I have big enough and already working project, written not by a programmer, but a scientist. The program holds lot of data in a huge object tree. Almost all of the classes involved are mutable and even more — they tend to change state of other objects in almost all methods, even getters and setters. This object tree is than stored via java serialization to disk.
My task is to migrate from serialization to database, to reduce memory consumption. Manual refactoring of this tons of mutables, changing each other at some unknown points in time is completely hell, especially for me — not knowing the subject domain.
Are there any approaches, practices, or refactoring patterns for such cases?
I think you have answered your question in the subject line. Using JPA or Hibernate with Annotations, you can take the existing object model and treat each object class as it’s own table. Don’t worry about constraints to start with.

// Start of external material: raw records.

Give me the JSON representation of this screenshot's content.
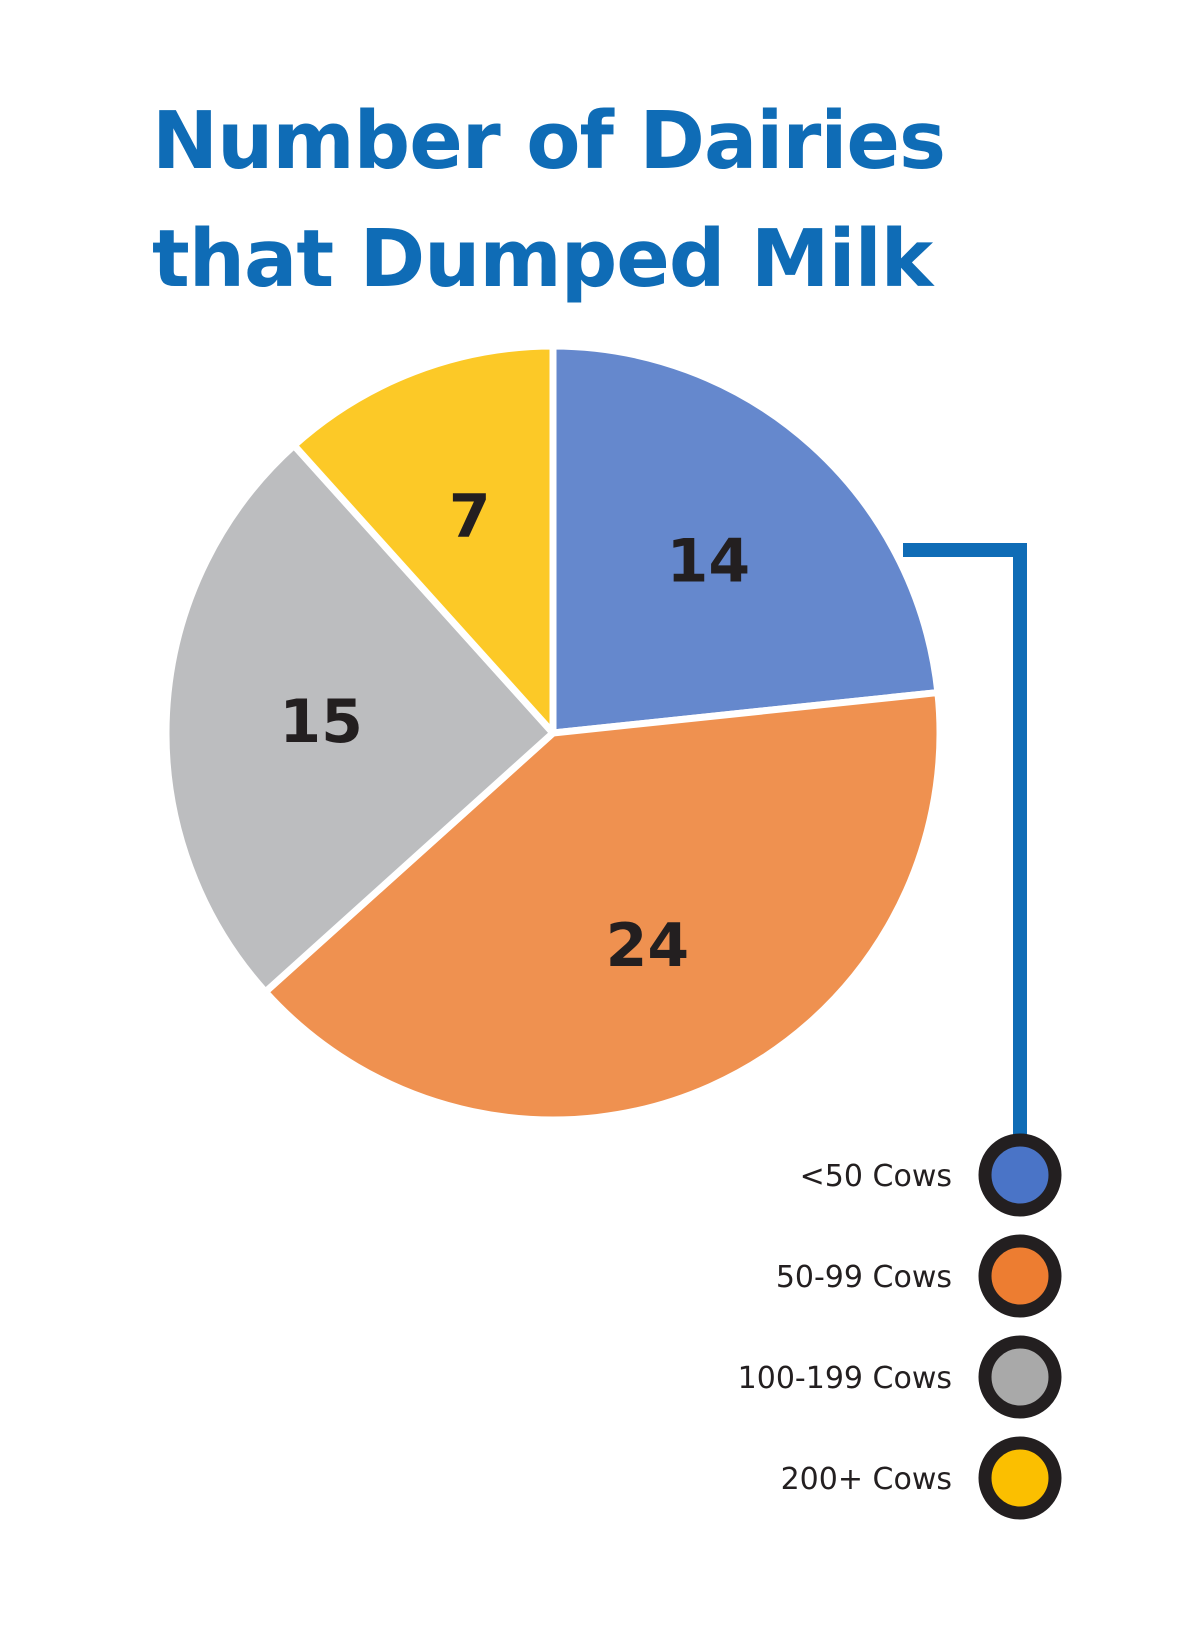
{
  "chart_data": {
    "type": "pie",
    "title": "Number of Dairies that Dumped Milk",
    "title_lines": [
      "Number of Dairies",
      "that Dumped Milk"
    ],
    "slices": [
      {
        "label": "<50 Cows",
        "value": 14,
        "color": "#6588cd",
        "legend_color": "#4a74c7"
      },
      {
        "label": "50-99 Cows",
        "value": 24,
        "color": "#ef9150",
        "legend_color": "#ed7d31"
      },
      {
        "label": "100-199 Cows",
        "value": 15,
        "color": "#bcbdbf",
        "legend_color": "#a9a9a9"
      },
      {
        "label": "200+ Cows",
        "value": 7,
        "color": "#fcc927",
        "legend_color": "#fbbf00"
      }
    ],
    "legend_position": "bottom-right"
  },
  "colors": {
    "title": "#0f6cb6",
    "connector": "#0f6cb6",
    "label_text": "#231f20",
    "separator": "#ffffff"
  }
}
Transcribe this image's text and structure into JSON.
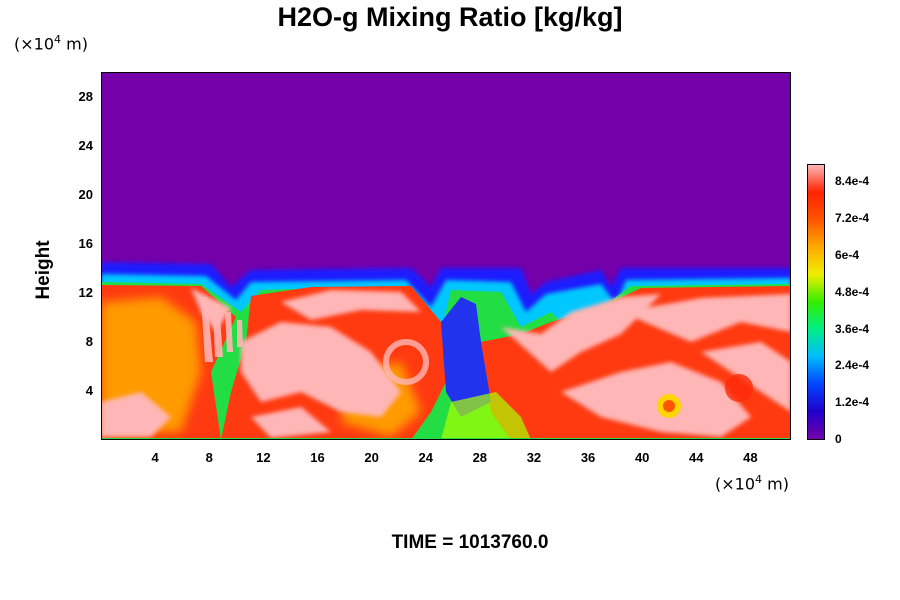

In every class, add an id property, so that it can be stored, and implement
equalsandhashCode. (so you’ll have to figure out what makes an object equal to another). This will help avoid the creation of duplicates in your database.You will need to write code to persist your existing records. Perhaps the Visitor pattern would be a good fit here. To each domain object you add a method which takes a visitor and invokes it to persist the object.
After the initial persisting of the records, when you next load in your root object from Session or EntityManager, Hibernate will take care of loading all the referenced instances.
Over time, you can move business logic out of the model classes, but you won’t have to do this to start with. Hibernate will commit any changes made to any of the instances in the object model, such as those made by the existing code.
(Alternatively I guess you could hook into the deserialization of the object tree in order to persist or lookup the objects as they are deserialized. I’ll leave that as an exercise for another user.)